Kenya imposed stringent new restrictions in the capital, Nairobi, and in four other counties, fighting a deadly third wave of Covid-19 infections that has placed its fragile health system under devastating pressure.
In a televised address on Friday, President Uhuru Kenyatta said that a tenfold increase in infection rates since January, coupled with a 52 percent increase in hospital admissions this month, called for “drastic measures.”
“Kenya is now squarely in the grip of a third wave of this pandemic,” he said.
Several variants have been identified in Kenya, but some were found among travelers, and there is little data to suggest how prevalent they may be or what role they might be playing in the East African nation’s surge. They include B.1.1.7, the more transmissible and possibly more lethal variant first identified in Britain; B.1.351, a variant first found in South Africa that may bypass the protection afforded by current vaccines; and A.23.1, a variant that is now dominant in Kenya’s neighbor Uganda and nearby Rwanda.
As of midnight, Mr. Kenyatta said, all gatherings are banned in Nairobi and four adjoining counties, which make up a single infection zone. Travel is prohibited in and out of the restricted area, where bars, restaurants and places of worship will close, and a nightly 10 p.m. curfew moves to 8 p.m. However, Nairobi’s international airport will remain open.

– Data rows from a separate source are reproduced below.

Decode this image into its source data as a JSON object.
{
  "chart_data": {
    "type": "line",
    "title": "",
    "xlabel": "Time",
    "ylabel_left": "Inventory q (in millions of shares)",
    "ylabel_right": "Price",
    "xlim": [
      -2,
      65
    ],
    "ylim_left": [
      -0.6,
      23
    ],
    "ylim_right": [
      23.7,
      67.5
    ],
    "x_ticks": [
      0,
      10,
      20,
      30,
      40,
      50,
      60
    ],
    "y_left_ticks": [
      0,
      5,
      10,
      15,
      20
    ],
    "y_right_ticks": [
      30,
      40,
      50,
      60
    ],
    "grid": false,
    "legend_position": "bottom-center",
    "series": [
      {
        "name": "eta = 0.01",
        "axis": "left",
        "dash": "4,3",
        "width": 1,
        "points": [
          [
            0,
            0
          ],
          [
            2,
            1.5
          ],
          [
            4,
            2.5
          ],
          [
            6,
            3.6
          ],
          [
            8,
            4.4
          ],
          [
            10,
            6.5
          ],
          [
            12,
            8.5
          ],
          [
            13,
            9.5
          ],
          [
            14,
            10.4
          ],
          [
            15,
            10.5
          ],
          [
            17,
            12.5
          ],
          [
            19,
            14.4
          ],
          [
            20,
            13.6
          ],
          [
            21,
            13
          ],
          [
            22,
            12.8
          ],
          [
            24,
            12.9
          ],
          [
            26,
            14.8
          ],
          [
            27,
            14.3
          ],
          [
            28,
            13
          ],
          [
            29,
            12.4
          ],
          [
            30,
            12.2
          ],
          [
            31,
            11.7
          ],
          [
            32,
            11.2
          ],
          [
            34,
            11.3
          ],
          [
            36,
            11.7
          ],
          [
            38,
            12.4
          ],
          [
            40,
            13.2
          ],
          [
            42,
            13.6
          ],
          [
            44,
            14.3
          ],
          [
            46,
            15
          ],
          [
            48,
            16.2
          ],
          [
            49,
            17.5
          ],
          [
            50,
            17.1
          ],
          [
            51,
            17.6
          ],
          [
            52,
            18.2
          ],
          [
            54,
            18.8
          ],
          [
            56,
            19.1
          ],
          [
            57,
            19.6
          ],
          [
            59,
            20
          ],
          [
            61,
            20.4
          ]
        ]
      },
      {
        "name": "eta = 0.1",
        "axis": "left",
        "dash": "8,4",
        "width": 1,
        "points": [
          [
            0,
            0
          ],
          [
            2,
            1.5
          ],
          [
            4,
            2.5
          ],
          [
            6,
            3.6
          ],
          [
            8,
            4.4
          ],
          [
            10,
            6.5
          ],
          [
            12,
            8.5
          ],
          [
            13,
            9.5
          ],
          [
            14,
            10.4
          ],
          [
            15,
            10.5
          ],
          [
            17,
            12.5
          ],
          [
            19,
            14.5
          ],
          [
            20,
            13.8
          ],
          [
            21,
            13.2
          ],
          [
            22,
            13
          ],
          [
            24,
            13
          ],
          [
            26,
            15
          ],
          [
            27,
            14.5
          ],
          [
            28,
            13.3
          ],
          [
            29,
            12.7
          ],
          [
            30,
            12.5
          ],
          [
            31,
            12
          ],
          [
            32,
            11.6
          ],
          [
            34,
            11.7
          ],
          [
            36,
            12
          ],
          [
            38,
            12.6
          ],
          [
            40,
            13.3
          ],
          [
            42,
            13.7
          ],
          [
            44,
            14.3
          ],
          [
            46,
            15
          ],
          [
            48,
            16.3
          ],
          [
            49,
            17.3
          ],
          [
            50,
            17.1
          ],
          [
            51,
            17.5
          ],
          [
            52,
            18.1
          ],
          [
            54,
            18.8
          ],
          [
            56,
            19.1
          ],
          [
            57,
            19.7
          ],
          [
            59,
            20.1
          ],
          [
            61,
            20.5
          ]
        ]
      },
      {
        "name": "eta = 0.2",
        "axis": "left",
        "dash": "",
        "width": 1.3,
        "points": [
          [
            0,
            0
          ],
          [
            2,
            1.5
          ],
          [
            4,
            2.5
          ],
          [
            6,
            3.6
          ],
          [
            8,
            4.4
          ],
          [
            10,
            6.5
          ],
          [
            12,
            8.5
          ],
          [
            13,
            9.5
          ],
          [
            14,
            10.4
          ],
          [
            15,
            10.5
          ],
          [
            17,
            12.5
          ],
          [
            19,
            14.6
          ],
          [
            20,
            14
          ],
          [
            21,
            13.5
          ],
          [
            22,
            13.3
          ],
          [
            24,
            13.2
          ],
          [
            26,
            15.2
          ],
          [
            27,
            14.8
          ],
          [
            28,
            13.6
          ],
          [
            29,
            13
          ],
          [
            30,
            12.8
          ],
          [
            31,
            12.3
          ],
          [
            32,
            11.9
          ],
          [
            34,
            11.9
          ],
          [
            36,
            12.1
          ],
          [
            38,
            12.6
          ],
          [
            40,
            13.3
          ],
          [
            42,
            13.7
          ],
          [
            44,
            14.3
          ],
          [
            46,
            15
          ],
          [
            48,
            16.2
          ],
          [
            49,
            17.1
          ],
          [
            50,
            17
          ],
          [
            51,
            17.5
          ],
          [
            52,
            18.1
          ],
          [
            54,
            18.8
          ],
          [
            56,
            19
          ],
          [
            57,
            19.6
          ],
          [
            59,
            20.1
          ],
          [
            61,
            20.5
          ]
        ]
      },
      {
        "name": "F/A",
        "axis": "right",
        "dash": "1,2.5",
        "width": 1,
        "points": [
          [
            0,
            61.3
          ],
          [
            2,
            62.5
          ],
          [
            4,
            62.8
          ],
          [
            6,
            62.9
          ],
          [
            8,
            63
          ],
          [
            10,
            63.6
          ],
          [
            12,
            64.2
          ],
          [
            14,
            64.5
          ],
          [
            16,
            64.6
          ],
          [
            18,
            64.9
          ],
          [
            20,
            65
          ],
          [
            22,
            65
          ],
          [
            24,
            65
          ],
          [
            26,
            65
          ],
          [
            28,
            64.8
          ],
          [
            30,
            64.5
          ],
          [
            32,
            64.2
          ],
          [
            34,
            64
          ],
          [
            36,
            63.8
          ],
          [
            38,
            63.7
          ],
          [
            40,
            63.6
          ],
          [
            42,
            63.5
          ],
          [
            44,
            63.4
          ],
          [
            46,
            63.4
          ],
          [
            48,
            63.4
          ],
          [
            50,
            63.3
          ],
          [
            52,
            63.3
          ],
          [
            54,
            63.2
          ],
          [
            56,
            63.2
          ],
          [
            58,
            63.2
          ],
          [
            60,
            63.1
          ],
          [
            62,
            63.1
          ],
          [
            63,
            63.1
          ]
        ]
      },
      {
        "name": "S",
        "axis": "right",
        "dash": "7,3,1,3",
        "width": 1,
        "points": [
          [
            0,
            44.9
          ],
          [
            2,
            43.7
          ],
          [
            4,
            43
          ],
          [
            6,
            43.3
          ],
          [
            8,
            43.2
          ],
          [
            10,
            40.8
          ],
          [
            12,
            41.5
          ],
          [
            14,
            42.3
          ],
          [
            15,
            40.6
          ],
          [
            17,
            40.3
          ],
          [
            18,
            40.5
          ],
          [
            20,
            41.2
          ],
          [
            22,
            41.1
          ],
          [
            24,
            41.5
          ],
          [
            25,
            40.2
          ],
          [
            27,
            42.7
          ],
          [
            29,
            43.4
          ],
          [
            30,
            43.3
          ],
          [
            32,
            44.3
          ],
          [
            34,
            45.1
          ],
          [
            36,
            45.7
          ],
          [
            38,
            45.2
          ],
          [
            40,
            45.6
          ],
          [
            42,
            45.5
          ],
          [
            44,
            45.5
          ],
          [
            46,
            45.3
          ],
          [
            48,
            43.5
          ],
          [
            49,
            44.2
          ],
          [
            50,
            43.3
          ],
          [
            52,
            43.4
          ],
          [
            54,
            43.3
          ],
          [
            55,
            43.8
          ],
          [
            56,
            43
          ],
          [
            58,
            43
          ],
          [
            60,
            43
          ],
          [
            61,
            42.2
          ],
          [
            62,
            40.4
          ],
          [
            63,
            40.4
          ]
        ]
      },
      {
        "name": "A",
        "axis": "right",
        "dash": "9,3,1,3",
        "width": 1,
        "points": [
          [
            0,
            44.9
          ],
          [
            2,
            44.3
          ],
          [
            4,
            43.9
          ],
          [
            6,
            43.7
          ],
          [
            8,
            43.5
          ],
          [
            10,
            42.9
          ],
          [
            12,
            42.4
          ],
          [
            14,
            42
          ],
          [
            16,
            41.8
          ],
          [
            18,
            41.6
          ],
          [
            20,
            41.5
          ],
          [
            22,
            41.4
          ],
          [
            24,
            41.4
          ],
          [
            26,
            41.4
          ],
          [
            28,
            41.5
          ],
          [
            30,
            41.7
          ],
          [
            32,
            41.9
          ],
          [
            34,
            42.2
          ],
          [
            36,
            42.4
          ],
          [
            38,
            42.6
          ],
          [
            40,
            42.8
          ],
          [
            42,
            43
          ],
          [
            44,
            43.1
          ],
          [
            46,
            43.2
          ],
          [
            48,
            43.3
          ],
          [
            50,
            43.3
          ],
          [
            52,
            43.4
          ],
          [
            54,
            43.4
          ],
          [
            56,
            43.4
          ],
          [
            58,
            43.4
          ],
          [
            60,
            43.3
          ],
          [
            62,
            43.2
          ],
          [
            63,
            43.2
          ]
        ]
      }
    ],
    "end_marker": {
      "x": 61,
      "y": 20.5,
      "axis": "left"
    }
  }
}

In the rest of Kenya, sporting activities are suspended, and schools and universities will close until further notice.
The curbs came a week before the Easter holiday when many Kenyans pile into crowded buses to return to their family homes in rural areas.
A vaccination program that started in March raised hopes for an end of the pandemic, which has devastated the country’s tourism-dependent economy. One small bright spot in the tourism downturn has been an influx of wealthy Europeans hoping to ride out the pandemic in upmarket resorts along Kenya’s coast.
But the soaring rate of infections and deaths has forced the country into a painful new lockdown, Mr. Kenyatta said. As of Thursday, Kenya reported a total of 126,170 cases and 2,092 deaths. The positive test rate hit 22 percent this week, compared with 2 percent in January, he said.